If we live timidly, always prefer routine to change, balk at new ideas and cling to the past, we exist. But to live fully, we need to create. As Carl Jung said, "If you feel you have nothing at all to create, then perhaps you can create yourself."


  1. This historical account is recounted in the wonderful book Change: Principles of Problem Formation and Resolution by Paul Watzlawick, John Weakland, and Richard Fisch.
  2. When hypnotizing, we might use 'confusional' language to distract the conscious mind whilst we embed suggestions. Other ways to give something of interest to the conscious mind so that it 'gets out of the way' may be storytelling or even asking a person to count backwards in their head from one hundred to one.
  3. Dijksterhuis, A. and Meurs, T. (2006) "Where Creativity Resides: The Generative Power of Unconscious Thought." Consciousness and Cognition, 15, pages 135-46.
  4. Holland, R.W., Hendriks, M., and Aarts, H. (2006) "Smells Like Clean Spirit: Non-Conscious Effects of Scent on Cognition and Behaviour." Psychological Science, 16 (9), pages 689-93.
  5. Forster, J., Friedman, R., Butterbach, E.M., and Sassenbach, K. (2005) "Automatic Effects of Deviancy Cues on Creative Cognition." European Journal of Social Psychology, 35, pages 345-59.
  6. Bargh, JA, Chen, M, and Burrows, L. (1996) "Automaticity of Social Behavior: Direct Effects of Trait Construct and Stereotype-Activation on Action." Journal of Personal and Social Psychology. 1996 Aug;71(2):230-44.
  7. Two Dutch researchers carried out a study asking groups of students fairly difficult questions from the game Trivial Pursuit. The groups were split into two; half were asked to spend five minutes before the test thinking about what it means to be a college professor - e.g. smart, glasses, air of academia, etc. - and half were asked to think about what it means to be a soccer hooligan - e.g. rough, loud, trouble maker, drinking, arrests, etc. They wrote down all the associations they could think of.

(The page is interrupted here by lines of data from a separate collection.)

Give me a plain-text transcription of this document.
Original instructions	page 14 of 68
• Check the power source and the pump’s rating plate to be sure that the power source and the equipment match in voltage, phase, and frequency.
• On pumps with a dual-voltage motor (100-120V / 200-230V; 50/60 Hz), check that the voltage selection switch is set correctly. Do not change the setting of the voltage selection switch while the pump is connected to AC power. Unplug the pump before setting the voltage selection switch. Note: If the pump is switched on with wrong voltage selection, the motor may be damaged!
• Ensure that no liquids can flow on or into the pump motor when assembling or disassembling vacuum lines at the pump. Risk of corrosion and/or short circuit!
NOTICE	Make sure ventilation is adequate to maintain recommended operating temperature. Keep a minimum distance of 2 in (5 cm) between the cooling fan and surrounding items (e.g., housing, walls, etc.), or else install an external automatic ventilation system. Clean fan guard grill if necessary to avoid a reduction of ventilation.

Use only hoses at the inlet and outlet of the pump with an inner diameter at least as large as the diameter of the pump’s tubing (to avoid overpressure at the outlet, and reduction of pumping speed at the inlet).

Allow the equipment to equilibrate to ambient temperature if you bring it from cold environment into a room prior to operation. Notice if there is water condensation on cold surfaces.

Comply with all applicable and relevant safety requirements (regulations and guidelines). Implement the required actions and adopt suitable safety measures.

    The 'hooligan' group got an average score of 42.6 percent of the questions right. The 'professor' group's average was 55.6 percent.

    The test was repeated several times with different groups, with allowances made for IQ and even how familiar people were with Trivial Pursuit. The results came out the same. Thinking about stereotypical smart people makes you smarter! Thinking about dumb people and words you associate with stupidity makes you dumber!
  8. Ulrich, R.S. (1984). "View Through a Window May Influence Recovery From Surgery." Science, (224), pages: 420-1.
  9. Kuo, F.E. and Sullivan, W.C. (2001) "Environment and Crime in the Inner City: Does Vegetation Reduce Crime?" Environment and Behavior, 33, pages 343-65.
  10. This research was conducted by Robert Ulrich from Texas A and M University.